As the Ninth Circuit points in its opinion overturning Brian Charette’s conviction for killing a federally protected grizzly bear, there is an “irreconcilable tension in the West between protection of threatened species and their interactions with humans and livestock.”

Charette killed a grizzly bear – specifically, a bear of the Ursus arctos horribilis species – that he claimed was harassing his horses behind his rural Montana home in 2014 and was later criminally convicted of violating the federal Endangered Species Act. Charette claimed that he was acting in self-defense as the bear and two other bears were encroaching on his property.

The Ninth Circuit – which covers much of the U.S. West, including California and Washington State – has now overturned Charette’s conviction based on the trial court’s failure to properly apply the self-defense standard of the Endangered Species Act so as to allow Charette to testify to his subjective belief that he was acting in self-defense of himself and others.

Charette Claimed He Was Acting in Self-Defense

According to the Ninth Circuit’s opinion, a federal investigator had testified at trial that Charette had shot at the bear after waking to the sound of his dogs barking and seeing the bear, which was accompanied by two yearlings and chasing his horses.

Charette and a friend then chased off the other two bears and then buried the dead bear without notifying authorities. Another man later reported the shooting to authorities, and while Charette did not initially say he acted in self-defense, he later stated that he shot the bear based on the belief that it was coming towards his home.

Importantly, shooting a protected bear in defense of property such as horses is not a valid grounds for self-defense, whereas killing a bear to protect yourself or other persons can be a valid defense.
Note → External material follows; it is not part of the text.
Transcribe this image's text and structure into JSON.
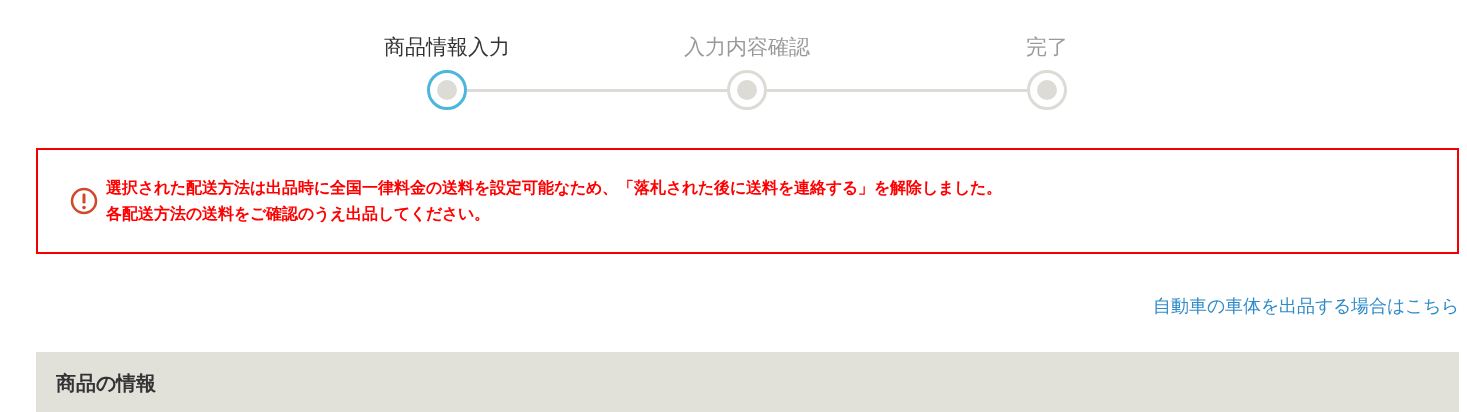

Under the Endangered Species Act, “it shall be a defense to prosecution under this subsection if the defendant committed the offense based on a good faith belief that he was acting to protect himself or herself, a member of his or her family, or any other individual, from bodily harm from any endangered or threatened species.”

The Trial Court Incorrectly Applied an Objective Self-Defense Standard to Charette

At his criminal trial, the court imposed an “objective belief” standard on whether Charette properly acted in self-defense.

Essentially, an objective belief standard asks whether a reasonable person would have believed he was acting to protect himself or others, as opposed to whether the defendant specifically had that good faith belief, which is a “subjective belief” standard. Because the court did not provide for a subjective belief standard, Charette did not testify as to his belief regarding whether he needed to shoot the bear to protect himself or others.

The Ninth Circuit, however, rejected the trial court’s reasoning, finding that the correct reading of the law was indeed to use the subjective belief standard and ask whether Charette himself had a good faith belief he and his family in danger.

As a result, the Ninth Circuit overturned the conviction and sent the case back to the trial court to gather evidence on whether Charette did act out of a subjective belief justifying self-defense.